Such a big topic with so much to say on it. I suppose I'll leave my thoughts in simplicity.

Death is what you make of it, quite honestly, you who are left when others pass. It is a gift, a curse, a blessing, and those can only be seen or measured by the eyes left behind. It is what it is, and is only subjective to those who are now missing someone.

And beyond that, I'm sorry for your loss. It's devastating and so much harder when they are an integral part of your life as opposed to some strange ambulatory art piece.
daisydumont
Jan. 28th, 2011 09:50 pm (UTC)
>choosing death for Jackson instead of suffering then I must be assuming that death was somehow a bad thing when perhaps it was not.

right, that's kind of what i was getting at. i may not worry a whole lot about god (less than i used to, at least), but i think allowing others to suffer when the suffering could be ended is just wrong. i hated watching gerry's suffering in the last months. it was his to go through, though, not mine. still, it has left me fairly crippled, and i'm not sure i'll ever get over it fully. probably not.

saying death isn't necessarily bad isn't the same thing as saying it's good. as you say here, it just is. (theology seems to me in large measure humanity's desperate attempt to overcome that sense of just-isness and dissolution.)

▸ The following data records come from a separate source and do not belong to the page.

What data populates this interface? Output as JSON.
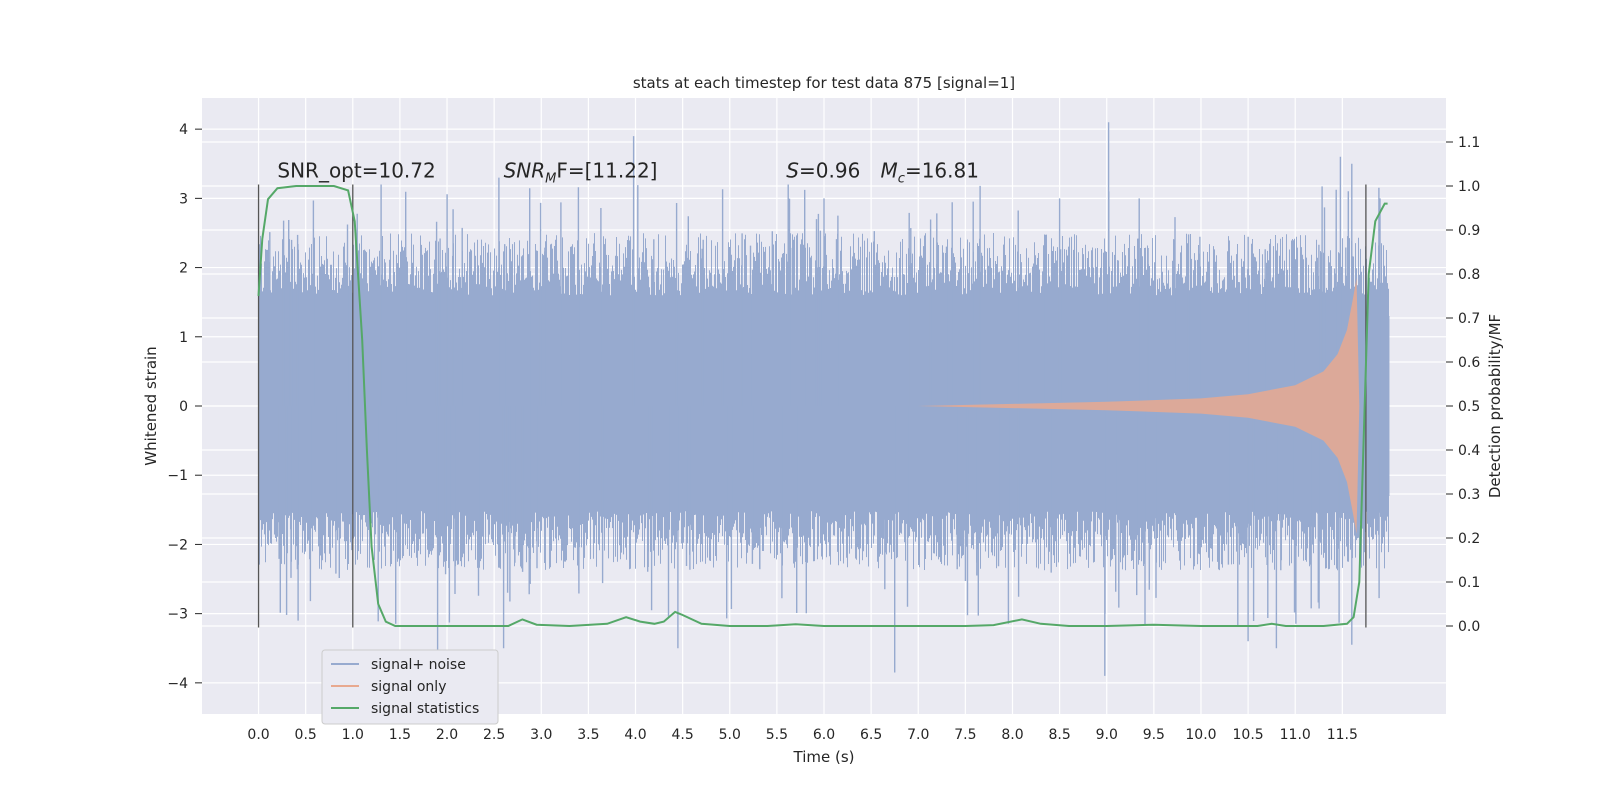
{
  "chart_data": {
    "type": "line",
    "title": "stats at each timestep for test data 875 [signal=1]",
    "xlabel": "Time (s)",
    "ylabel": "Whitened strain",
    "ylabel_right": "Detection probability/MF",
    "xlim": [
      -0.6,
      12.6
    ],
    "ylim": [
      -4.45,
      4.45
    ],
    "ylim_right": [
      -0.2,
      1.2
    ],
    "x_ticks": [
      0.0,
      0.5,
      1.0,
      1.5,
      2.0,
      2.5,
      3.0,
      3.5,
      4.0,
      4.5,
      5.0,
      5.5,
      6.0,
      6.5,
      7.0,
      7.5,
      8.0,
      8.5,
      9.0,
      9.5,
      10.0,
      10.5,
      11.0,
      11.5
    ],
    "x_tick_labels": [
      "0.0",
      "0.5",
      "1.0",
      "1.5",
      "2.0",
      "2.5",
      "3.0",
      "3.5",
      "4.0",
      "4.5",
      "5.0",
      "5.5",
      "6.0",
      "6.5",
      "7.0",
      "7.5",
      "8.0",
      "8.5",
      "9.0",
      "9.5",
      "10.0",
      "10.5",
      "11.0",
      "11.5"
    ],
    "y_ticks": [
      4,
      3,
      2,
      1,
      0,
      -1,
      -2,
      -3,
      -4
    ],
    "y_tick_labels": [
      "4",
      "3",
      "2",
      "1",
      "0",
      "−1",
      "−2",
      "−3",
      "−4"
    ],
    "y_ticks_right": [
      1.1,
      1.0,
      0.9,
      0.8,
      0.7,
      0.6,
      0.5,
      0.4,
      0.3,
      0.2,
      0.1,
      0.0
    ],
    "y_tick_labels_right": [
      "1.1",
      "1.0",
      "0.9",
      "0.8",
      "0.7",
      "0.6",
      "0.5",
      "0.4",
      "0.3",
      "0.2",
      "0.1",
      "0.0"
    ],
    "grid": true,
    "legend_position": "lower-left",
    "series": [
      {
        "name": "signal+ noise",
        "color": "#97aacf",
        "x_range": [
          0.0,
          12.0
        ],
        "typical_envelope": [
          -1.9,
          2.0
        ],
        "dense_band": [
          -1.3,
          1.3
        ],
        "peaks": [
          [
            3.98,
            3.9
          ],
          [
            9.02,
            4.1
          ],
          [
            4.45,
            -3.5
          ],
          [
            6.75,
            -3.85
          ],
          [
            8.98,
            -3.9
          ],
          [
            11.6,
            -3.45
          ],
          [
            11.48,
            3.6
          ],
          [
            11.6,
            3.5
          ],
          [
            1.9,
            -3.6
          ],
          [
            2.6,
            -3.5
          ],
          [
            5.62,
            3.2
          ],
          [
            0.42,
            -3.1
          ],
          [
            10.5,
            -3.4
          ],
          [
            10.8,
            -3.5
          ],
          [
            2.55,
            3.3
          ],
          [
            1.3,
            3.2
          ],
          [
            6.0,
            3.0
          ],
          [
            8.5,
            3.0
          ],
          [
            11.9,
            3.0
          ]
        ]
      },
      {
        "name": "signal only",
        "color": "#e8a98f",
        "points": [
          [
            7.0,
            0.0
          ],
          [
            8.0,
            0.03
          ],
          [
            9.0,
            0.06
          ],
          [
            10.0,
            0.11
          ],
          [
            10.5,
            0.17
          ],
          [
            11.0,
            0.3
          ],
          [
            11.3,
            0.5
          ],
          [
            11.45,
            0.75
          ],
          [
            11.55,
            1.1
          ],
          [
            11.62,
            1.6
          ],
          [
            11.65,
            1.85
          ],
          [
            11.68,
            0.0
          ]
        ]
      },
      {
        "name": "signal statistics",
        "axis": "right",
        "color": "#55a868",
        "points": [
          [
            0.0,
            0.75
          ],
          [
            0.04,
            0.88
          ],
          [
            0.1,
            0.97
          ],
          [
            0.2,
            0.995
          ],
          [
            0.4,
            1.0
          ],
          [
            0.8,
            1.0
          ],
          [
            0.95,
            0.99
          ],
          [
            1.02,
            0.92
          ],
          [
            1.1,
            0.65
          ],
          [
            1.15,
            0.4
          ],
          [
            1.2,
            0.18
          ],
          [
            1.27,
            0.05
          ],
          [
            1.35,
            0.01
          ],
          [
            1.45,
            0.0
          ],
          [
            2.0,
            0.0
          ],
          [
            2.65,
            0.0
          ],
          [
            2.8,
            0.015
          ],
          [
            2.95,
            0.003
          ],
          [
            3.3,
            0.0
          ],
          [
            3.7,
            0.005
          ],
          [
            3.9,
            0.02
          ],
          [
            4.05,
            0.01
          ],
          [
            4.2,
            0.005
          ],
          [
            4.3,
            0.01
          ],
          [
            4.42,
            0.032
          ],
          [
            4.5,
            0.025
          ],
          [
            4.7,
            0.005
          ],
          [
            5.0,
            0.0
          ],
          [
            5.4,
            0.0
          ],
          [
            5.7,
            0.004
          ],
          [
            6.0,
            0.0
          ],
          [
            7.0,
            0.0
          ],
          [
            7.5,
            0.0
          ],
          [
            7.8,
            0.002
          ],
          [
            8.1,
            0.015
          ],
          [
            8.3,
            0.005
          ],
          [
            8.6,
            0.0
          ],
          [
            9.0,
            0.0
          ],
          [
            9.5,
            0.003
          ],
          [
            10.0,
            0.0
          ],
          [
            10.6,
            0.0
          ],
          [
            10.75,
            0.005
          ],
          [
            10.9,
            0.0
          ],
          [
            11.3,
            0.0
          ],
          [
            11.55,
            0.005
          ],
          [
            11.62,
            0.02
          ],
          [
            11.68,
            0.1
          ],
          [
            11.73,
            0.45
          ],
          [
            11.78,
            0.8
          ],
          [
            11.85,
            0.92
          ],
          [
            11.95,
            0.96
          ],
          [
            11.98,
            0.96
          ]
        ]
      }
    ],
    "vertical_lines": [
      0.0,
      1.0,
      11.75
    ],
    "annotations": [
      {
        "text": "SNR_opt=10.72",
        "x": 0.2,
        "y": 3.3
      },
      {
        "base": "SNR",
        "sub": "M",
        "tail": "F=[11.22]",
        "x": 2.6,
        "y": 3.3
      },
      {
        "base": "S",
        "tail": "=0.96",
        "x": 5.6,
        "y": 3.3
      },
      {
        "base": "M",
        "sub": "c",
        "tail": "=16.81",
        "x": 6.6,
        "y": 3.3
      }
    ]
  }
}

please to excuse my thoughts, which are always multiple times shallower than yours.
eriktrips
Jan. 28th, 2011 10:05 pm (UTC)
I don't think your thoughts are any shallower than mine; you just are not burdened with a grad school method for thinking. There are usually infinite ways to say what is not necessarily quite the same thing but what is at least made up of all the angles from which it can be approached.

I welcome your thoughts. :)
zoe_1418
Jan. 28th, 2011 10:52 pm (UTC)
I'd like to ride on both your coattails on this...both of you being more eloquent than I. What you said!